Il en résulta cette constitution apostolique, datée du 14 septembre 1912, qui commence par une présentation historique rapide mais soignée. Nos lecteurs les plus intéressés pourront se reporter au texte lui-même, présent sur La Porte Latine.
Et il nous semble qu’il vaut la peine de résumer la chronologie de la discipline sacramentelle, telle que ce texte pontifical nous la présente et sans nous priver d’en donner quelques citations textuelles.
Historique de la communion en des rites différents
1) A l’origine, « les fidèles en voyage pouvaient, suivant la diversité des lieux, et pourvu que tout danger de superstition ou d’idolâtrie fût écarté pour eux, se plier, sans aucune difficulté, à la variété des coutumes et des rites sacrés. Cet usage s’est introduit pour entretenir la paix et l’union entre les nombreux membres d’une seule Église catholique, ou entre les Églises particulières, selon ce mot de saint Léon IX [au XIe siècle] : « Ne sont en rien un obstacle au salut des croyants les coutumes qui varient suivant les temps et les lieux, alors qu’une seule foi, qui opère par la charité tout le bien qu’elle peut, recommande tous les fidèles à un seul Dieu. » Il s’y ajoutait un autre motif : la nécessité des fidèles, qui, dans les pays étrangers où ils arrivaient, n’avaient la plupart du temps à leur disposition ni églises ni prêtres de leur rite (…). Clercs et laïques en voyage avaient libre accès au ministère eucharistique ou à la communion dans des rites différents du leur. »

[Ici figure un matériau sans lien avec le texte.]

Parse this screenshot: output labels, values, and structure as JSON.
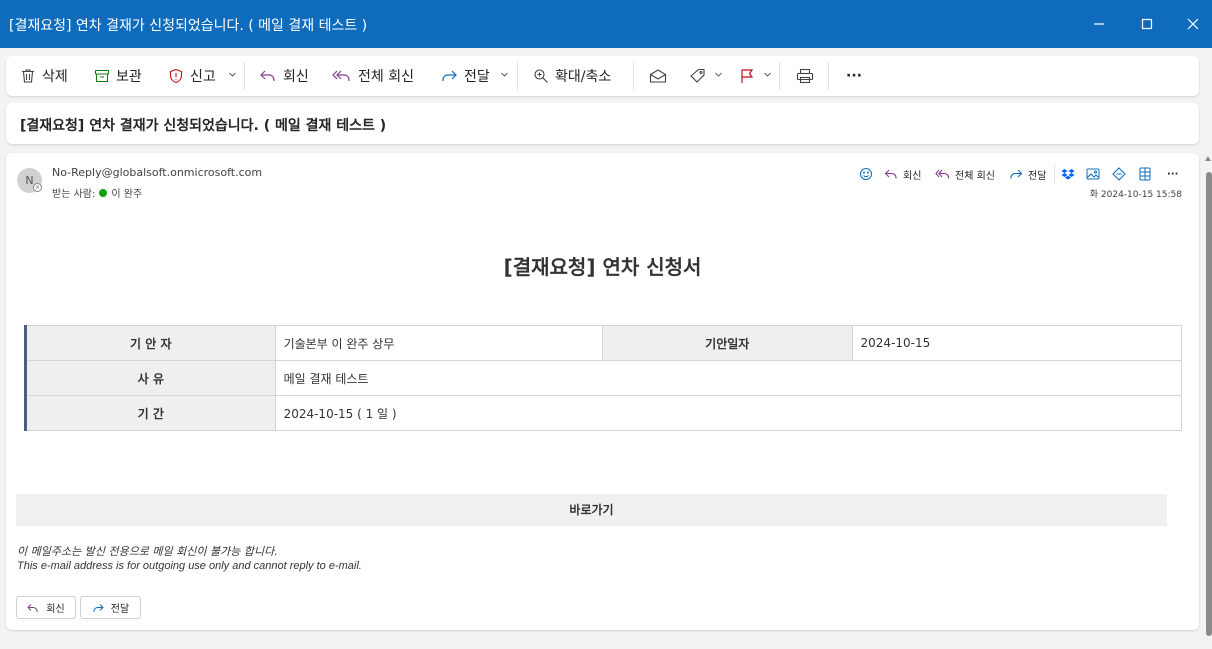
{
  "window": {
    "title": "[결재요청] 연차 결재가 신청되었습니다. ( 메일 결재 테스트 )"
  },
  "toolbar": {
    "delete_label": "삭제",
    "archive_label": "보관",
    "report_label": "신고",
    "reply_label": "회신",
    "reply_all_label": "전체 회신",
    "forward_label": "전달",
    "zoom_label": "확대/축소",
    "more_label": "···"
  },
  "subject": "[결재요청] 연차 결재가 신청되었습니다. ( 메일 결재 테스트 )",
  "message": {
    "avatar_initial": "N",
    "sender": "No-Reply@globalsoft.onmicrosoft.com",
    "to_label": "받는 사람:",
    "to_name": "이 완주",
    "actions": {
      "reply": "회신",
      "reply_all": "전체 회신",
      "forward": "전달",
      "more": "···"
    },
    "date": "화 2024-10-15 15:58"
  },
  "body": {
    "doc_title": "[결재요청] 연차 신청서",
    "table": {
      "drafter_label": "기 안 자",
      "drafter_value": "기술본부 이 완주 상무",
      "draft_date_label": "기안일자",
      "draft_date_value": "2024-10-15",
      "reason_label": "사 유",
      "reason_value": "메일 결재 테스트",
      "period_label": "기 간",
      "period_value": "2024-10-15 ( 1 일 )"
    },
    "shortcut_label": "바로가기",
    "notice_ko": "이 메일주소는 발신 전용으로 메일 회신이 불가능 합니다.",
    "notice_en": "This e-mail address is for outgoing use only and cannot reply to e-mail."
  },
  "quick_actions": {
    "reply": "회신",
    "forward": "전달"
  },
  "colors": {
    "titlebar": "#0f6cbd",
    "reply_icon": "#8a3c8f",
    "forward_icon": "#0f6cbd",
    "archive_icon": "#107c10",
    "report_icon": "#c50f1f",
    "flag_icon": "#c50f1f",
    "presence": "#13a10e",
    "table_accent": "#4a5d86"
  }
}
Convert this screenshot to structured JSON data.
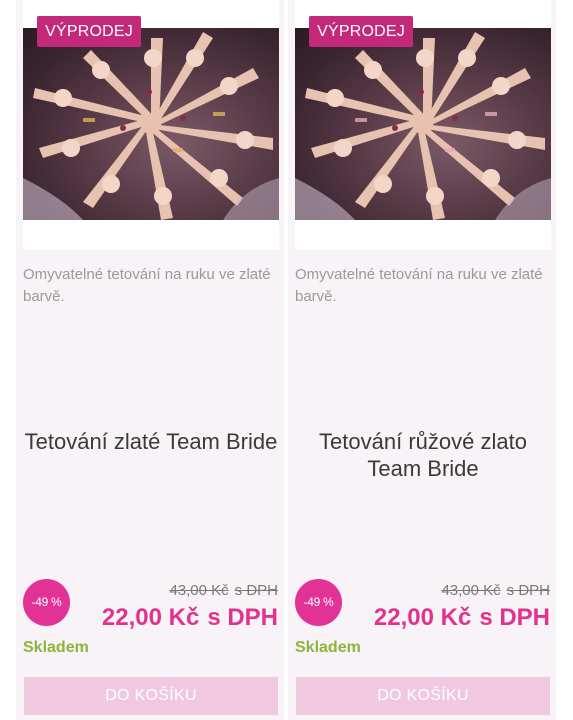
{
  "products": [
    {
      "sale_label": "VÝPRODEJ",
      "description": "Omyvatelné tetování na ruku ve zlaté barvě.",
      "title": "Tetování zlaté Team Bride",
      "discount": "-49 %",
      "old_price": "43,00 Kč",
      "old_price_vat": "s DPH",
      "new_price": "22,00 Kč",
      "new_price_vat": "s DPH",
      "stock": "Skladem",
      "cart_label": "DO KOŠÍKU"
    },
    {
      "sale_label": "VÝPRODEJ",
      "description": "Omyvatelné tetování na ruku ve zlaté barvě.",
      "title": "Tetování růžové zlato Team Bride",
      "discount": "-49 %",
      "old_price": "43,00 Kč",
      "old_price_vat": "s DPH",
      "new_price": "22,00 Kč",
      "new_price_vat": "s DPH",
      "stock": "Skladem",
      "cart_label": "DO KOŠÍKU"
    }
  ],
  "colors": {
    "sale_badge": "#c2297b",
    "discount_badge": "#e33295",
    "price": "#e0328f",
    "stock": "#8ab63a",
    "cart_button": "#f0c9de",
    "card_background": "#f8f3f7"
  }
}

2) Au début du second millénaire eut lieu un changement complet du contexte et des directives : « Lorsqu’un schisme lamentable eut détaché du centre de l’unité catholique une grande partie de l’Orient chrétien, il ne fut pas possible de conserver plus longtemps une coutume si louable. En effet Michel Cérulaire [le patriarche de Constantinople fauteur du schisme de 1054], non content de calomnier les coutumes et les cérémonies des latins, décrétait même ouvertement illicite et nulle la consécration du pain azyme [= sans levain]. C’est alors que les pontifes romains interdirent aux latins, pour éloigner d’eux le péril d’erreur, de consacrer ou de recevoir l’eucharistie sous les espèces du pain fermenté. »
3) Nouvelle donne à la fin du Moyen Âge, avec le rapprochement entre les Orientaux séparés et Rome : le concile de Florence, qui proclama l’union entre Rome et Constantinople en 1439, décide de revenir à l’ancienne discipline : pour le maintien de la paix, il est permis de communier en des rites différents… Mais le peu d’effet de l’union proclamée ne permit pas à ces dispositions d’être vraiment appliquées… Et même, quelques mesures en sens contraire, visant surtout à interdire aux latins de communier dans les rites orientaux, furent prises au XVIIIe siècle, pour l’Italie du sud (le rite gréco-catholique, dit « italo-grec », s’y est maintenu, butte-témoin du temps où une bonne partie de la péninsule italienne était partie intégrante de l’Empire byzantin) ; en plein XIXe siècle encore, le Saint-Siège prenait des dispositions analogues pour les Melkites et les Coptes au Proche-Orient …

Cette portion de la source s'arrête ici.